Published 4 Aug 2025 in eess.SP | (2508.02334v1)

Abstract: In uplink integrated sensing and communication (ISAC) systems, pilot signal design is crucial for enabling accurate channel estimation and reliable radar sensing. In orthogonal frequency-division multiple access (OFDMA)-based frameworks, conventional pilot allocation schemes face a trade-off between spectral efficiency (SE) and sensing performance. Interleaved pilots improve user equipment (UE) multiplexing through sparse allocation but reduce the maximum unambiguous range. Conversely, orthogonal block-based pilots reduce range ambiguity but degrade sensing resolution due to limited delay granularity. To address this trade-off, the phase-shifted ISAC (PS-ISAC) scheme was recently proposed for uplink multiple access in ISAC systems. However, PS-ISAC suffers from spectral inefficiency due to the fixed cyclic prefix (CP) constraints. To overcome these limitations, we propose adaptive phase-shifted-ISAC (APS-ISAC), an enhanced pilot scheme that employs an overlapped block-pilot structure with UE-specific phase shifts determined by maximum excess delay of each UE. This design enables UEs to share the same time-frequency resources while preserving separable and contiguous channel impulse responses (CIRs) at the base station (BS).
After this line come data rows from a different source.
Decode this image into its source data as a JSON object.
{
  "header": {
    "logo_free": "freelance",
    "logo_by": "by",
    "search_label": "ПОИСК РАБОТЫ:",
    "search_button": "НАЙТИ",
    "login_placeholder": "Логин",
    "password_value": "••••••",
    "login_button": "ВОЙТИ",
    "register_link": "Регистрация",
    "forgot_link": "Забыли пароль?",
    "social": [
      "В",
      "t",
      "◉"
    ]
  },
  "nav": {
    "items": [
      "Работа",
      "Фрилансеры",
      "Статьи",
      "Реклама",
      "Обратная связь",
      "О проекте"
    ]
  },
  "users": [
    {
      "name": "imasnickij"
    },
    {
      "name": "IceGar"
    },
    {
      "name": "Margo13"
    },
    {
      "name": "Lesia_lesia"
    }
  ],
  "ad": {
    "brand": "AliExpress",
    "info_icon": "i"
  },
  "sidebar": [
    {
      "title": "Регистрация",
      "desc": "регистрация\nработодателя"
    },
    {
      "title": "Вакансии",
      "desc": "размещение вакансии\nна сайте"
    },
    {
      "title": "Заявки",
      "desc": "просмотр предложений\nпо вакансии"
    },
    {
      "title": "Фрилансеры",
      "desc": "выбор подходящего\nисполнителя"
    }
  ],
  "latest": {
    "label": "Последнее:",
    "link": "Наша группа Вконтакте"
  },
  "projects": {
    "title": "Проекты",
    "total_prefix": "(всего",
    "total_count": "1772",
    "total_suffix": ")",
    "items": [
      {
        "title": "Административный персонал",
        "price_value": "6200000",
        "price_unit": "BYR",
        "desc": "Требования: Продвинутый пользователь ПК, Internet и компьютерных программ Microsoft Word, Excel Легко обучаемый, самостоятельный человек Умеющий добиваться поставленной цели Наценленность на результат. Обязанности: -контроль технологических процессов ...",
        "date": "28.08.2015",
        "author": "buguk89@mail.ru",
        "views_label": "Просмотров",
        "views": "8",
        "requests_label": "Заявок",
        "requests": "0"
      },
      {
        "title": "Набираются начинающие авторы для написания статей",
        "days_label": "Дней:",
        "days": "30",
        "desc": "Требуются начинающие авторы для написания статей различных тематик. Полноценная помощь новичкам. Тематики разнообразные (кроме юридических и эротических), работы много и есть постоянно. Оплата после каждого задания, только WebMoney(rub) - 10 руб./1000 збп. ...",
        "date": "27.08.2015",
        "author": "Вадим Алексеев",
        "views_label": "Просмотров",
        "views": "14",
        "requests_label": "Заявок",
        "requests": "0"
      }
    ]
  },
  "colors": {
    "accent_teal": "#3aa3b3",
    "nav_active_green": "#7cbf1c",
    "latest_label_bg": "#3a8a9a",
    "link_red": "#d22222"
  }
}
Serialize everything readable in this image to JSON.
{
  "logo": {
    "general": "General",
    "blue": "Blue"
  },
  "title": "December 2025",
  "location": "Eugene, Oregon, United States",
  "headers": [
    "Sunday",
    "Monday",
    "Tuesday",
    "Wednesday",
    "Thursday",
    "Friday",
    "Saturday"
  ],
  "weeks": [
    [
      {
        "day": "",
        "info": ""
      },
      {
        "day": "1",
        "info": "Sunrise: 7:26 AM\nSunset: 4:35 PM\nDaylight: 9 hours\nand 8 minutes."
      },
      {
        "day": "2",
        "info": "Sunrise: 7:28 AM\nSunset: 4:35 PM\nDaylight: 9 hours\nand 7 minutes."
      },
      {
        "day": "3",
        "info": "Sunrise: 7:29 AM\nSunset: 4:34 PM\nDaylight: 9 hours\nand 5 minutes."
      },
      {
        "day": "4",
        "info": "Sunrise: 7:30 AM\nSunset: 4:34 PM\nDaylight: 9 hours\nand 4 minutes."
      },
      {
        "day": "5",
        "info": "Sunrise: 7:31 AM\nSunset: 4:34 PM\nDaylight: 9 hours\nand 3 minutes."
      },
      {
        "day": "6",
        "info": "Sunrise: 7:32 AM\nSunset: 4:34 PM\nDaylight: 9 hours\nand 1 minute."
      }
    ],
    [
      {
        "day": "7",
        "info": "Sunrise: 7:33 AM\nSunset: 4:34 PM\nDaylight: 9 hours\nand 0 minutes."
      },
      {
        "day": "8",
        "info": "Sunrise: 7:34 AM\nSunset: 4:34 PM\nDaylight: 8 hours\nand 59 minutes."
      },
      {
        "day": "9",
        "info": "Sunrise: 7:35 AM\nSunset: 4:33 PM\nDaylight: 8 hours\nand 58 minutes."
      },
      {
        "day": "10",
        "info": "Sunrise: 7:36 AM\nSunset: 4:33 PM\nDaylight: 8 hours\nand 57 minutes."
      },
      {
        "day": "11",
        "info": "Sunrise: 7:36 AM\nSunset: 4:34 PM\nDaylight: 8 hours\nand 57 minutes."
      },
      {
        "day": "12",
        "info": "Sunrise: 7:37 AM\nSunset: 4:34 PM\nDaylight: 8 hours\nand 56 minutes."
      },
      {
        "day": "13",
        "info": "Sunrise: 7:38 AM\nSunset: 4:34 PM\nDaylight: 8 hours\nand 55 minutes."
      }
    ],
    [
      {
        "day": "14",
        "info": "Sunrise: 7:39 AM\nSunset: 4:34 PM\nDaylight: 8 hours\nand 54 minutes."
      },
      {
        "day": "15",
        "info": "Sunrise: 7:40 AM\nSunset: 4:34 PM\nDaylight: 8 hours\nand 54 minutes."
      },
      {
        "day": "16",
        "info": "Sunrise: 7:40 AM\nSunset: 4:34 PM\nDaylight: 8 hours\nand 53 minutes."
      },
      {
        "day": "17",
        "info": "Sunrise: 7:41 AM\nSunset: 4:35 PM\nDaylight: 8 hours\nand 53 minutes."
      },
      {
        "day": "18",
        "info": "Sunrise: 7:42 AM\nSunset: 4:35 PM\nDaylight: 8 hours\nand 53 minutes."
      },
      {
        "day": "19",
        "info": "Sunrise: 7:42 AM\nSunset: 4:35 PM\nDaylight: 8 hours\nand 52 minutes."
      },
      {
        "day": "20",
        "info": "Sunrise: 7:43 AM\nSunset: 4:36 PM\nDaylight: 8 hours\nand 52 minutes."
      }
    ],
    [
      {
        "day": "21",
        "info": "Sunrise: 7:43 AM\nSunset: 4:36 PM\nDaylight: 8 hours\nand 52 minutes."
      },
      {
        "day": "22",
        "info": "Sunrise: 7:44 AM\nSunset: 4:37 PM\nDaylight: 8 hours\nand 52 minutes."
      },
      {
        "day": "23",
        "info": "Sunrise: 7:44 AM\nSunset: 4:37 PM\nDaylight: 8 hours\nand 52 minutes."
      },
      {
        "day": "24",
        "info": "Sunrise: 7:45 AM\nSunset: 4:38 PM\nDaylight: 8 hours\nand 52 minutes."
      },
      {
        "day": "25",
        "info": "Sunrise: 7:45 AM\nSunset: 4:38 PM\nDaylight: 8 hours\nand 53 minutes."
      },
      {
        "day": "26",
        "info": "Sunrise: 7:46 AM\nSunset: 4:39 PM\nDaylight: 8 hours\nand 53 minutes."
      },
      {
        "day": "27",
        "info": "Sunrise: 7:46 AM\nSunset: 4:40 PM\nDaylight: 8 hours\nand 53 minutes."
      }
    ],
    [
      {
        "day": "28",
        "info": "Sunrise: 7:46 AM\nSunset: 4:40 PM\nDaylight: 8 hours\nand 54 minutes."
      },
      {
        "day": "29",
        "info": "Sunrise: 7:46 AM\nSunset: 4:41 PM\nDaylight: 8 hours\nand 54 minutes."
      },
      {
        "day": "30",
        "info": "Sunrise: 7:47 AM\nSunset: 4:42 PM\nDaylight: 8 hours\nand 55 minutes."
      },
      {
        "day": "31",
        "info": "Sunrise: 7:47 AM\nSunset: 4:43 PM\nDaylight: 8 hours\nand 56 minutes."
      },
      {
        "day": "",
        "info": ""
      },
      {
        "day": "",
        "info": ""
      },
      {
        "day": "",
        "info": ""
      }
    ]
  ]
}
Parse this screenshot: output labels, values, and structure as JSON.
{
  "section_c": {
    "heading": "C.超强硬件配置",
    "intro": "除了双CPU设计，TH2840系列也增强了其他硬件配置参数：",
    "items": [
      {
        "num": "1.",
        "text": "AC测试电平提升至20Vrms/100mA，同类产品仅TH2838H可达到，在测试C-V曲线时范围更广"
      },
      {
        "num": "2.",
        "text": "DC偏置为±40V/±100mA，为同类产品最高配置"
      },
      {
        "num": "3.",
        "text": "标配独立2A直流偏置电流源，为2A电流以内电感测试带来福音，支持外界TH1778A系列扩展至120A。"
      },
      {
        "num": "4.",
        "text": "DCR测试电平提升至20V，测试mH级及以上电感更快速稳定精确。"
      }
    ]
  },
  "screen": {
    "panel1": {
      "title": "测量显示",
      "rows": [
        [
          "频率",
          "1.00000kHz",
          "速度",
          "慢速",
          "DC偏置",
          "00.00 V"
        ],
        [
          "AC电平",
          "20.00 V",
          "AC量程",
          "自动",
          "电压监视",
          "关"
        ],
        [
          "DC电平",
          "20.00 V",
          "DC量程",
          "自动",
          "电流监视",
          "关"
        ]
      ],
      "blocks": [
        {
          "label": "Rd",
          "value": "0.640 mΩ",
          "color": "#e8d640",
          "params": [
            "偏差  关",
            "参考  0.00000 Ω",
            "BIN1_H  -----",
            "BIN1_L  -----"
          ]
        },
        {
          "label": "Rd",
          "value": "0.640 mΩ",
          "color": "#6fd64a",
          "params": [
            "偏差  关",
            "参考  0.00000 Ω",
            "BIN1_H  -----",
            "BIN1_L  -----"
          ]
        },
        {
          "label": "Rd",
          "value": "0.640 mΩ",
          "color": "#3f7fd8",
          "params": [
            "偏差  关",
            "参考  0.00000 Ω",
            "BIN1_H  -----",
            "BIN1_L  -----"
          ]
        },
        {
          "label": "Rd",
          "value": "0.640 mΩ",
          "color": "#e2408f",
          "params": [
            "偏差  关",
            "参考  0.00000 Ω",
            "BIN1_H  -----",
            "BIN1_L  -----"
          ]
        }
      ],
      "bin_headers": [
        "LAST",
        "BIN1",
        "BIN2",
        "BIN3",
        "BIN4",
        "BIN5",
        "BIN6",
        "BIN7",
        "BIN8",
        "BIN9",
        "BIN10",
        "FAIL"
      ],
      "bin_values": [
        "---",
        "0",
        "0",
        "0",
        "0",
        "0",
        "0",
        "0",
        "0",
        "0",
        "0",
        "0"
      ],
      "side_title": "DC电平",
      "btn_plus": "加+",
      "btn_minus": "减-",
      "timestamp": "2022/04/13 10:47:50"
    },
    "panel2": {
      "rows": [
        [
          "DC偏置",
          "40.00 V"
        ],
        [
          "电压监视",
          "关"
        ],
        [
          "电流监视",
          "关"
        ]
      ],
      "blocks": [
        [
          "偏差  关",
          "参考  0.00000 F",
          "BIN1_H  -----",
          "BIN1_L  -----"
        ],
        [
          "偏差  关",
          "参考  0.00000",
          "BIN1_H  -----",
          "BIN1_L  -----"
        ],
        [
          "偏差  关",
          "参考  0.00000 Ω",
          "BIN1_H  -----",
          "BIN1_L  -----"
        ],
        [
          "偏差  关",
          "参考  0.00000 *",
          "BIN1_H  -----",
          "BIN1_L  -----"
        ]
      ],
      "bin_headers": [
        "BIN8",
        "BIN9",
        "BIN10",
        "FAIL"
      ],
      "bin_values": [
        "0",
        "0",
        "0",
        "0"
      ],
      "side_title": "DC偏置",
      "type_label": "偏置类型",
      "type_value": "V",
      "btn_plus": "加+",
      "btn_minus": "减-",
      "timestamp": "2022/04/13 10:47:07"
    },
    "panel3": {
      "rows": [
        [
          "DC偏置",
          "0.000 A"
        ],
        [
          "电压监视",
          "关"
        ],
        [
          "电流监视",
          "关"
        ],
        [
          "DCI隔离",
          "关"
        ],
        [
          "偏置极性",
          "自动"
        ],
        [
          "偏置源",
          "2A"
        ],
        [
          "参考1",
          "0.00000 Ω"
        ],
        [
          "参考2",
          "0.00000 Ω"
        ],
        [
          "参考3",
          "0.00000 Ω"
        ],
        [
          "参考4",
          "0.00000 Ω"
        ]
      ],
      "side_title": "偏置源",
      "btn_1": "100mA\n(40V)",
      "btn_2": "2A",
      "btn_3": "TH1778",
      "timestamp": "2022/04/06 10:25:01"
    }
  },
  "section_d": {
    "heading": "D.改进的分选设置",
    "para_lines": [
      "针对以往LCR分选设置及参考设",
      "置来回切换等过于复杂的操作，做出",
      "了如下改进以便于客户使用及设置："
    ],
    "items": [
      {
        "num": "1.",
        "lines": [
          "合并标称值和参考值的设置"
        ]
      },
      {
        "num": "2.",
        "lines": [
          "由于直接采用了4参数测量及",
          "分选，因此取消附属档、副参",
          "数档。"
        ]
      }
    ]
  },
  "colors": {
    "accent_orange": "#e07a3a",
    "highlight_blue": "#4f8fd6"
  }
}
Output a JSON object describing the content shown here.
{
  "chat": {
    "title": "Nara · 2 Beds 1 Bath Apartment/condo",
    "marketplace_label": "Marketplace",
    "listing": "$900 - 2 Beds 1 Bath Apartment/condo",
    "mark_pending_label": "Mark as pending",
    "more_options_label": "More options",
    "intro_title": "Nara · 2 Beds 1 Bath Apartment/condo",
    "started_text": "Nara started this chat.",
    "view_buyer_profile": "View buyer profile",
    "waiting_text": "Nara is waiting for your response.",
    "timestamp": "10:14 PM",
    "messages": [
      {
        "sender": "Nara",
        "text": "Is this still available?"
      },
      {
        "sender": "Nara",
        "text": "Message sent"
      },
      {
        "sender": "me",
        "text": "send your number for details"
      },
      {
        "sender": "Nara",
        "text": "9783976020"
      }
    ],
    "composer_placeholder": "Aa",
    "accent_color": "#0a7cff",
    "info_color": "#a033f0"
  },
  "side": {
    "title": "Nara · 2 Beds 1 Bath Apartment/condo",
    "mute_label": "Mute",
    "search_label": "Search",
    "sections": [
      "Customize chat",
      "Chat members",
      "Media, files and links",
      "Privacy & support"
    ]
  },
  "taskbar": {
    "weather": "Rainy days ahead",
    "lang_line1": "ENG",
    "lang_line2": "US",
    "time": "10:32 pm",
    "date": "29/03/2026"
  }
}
Simulation results show that APS-ISAC significantly outperforms conventional pilot allocation methods in terms of SE, approximately doubling the number of multiplexed UEs. It also achieves lower mean square error (MSE) under power constraints with reduced complexity. Furthermore, it yields maximum range resolution and unambiguous sensing performance. These results establish APS-ISAC as a scalable, spectrally efficient, ambiguity-resilient, and low-complexity pilot design paradigm for future uplink ISAC systems.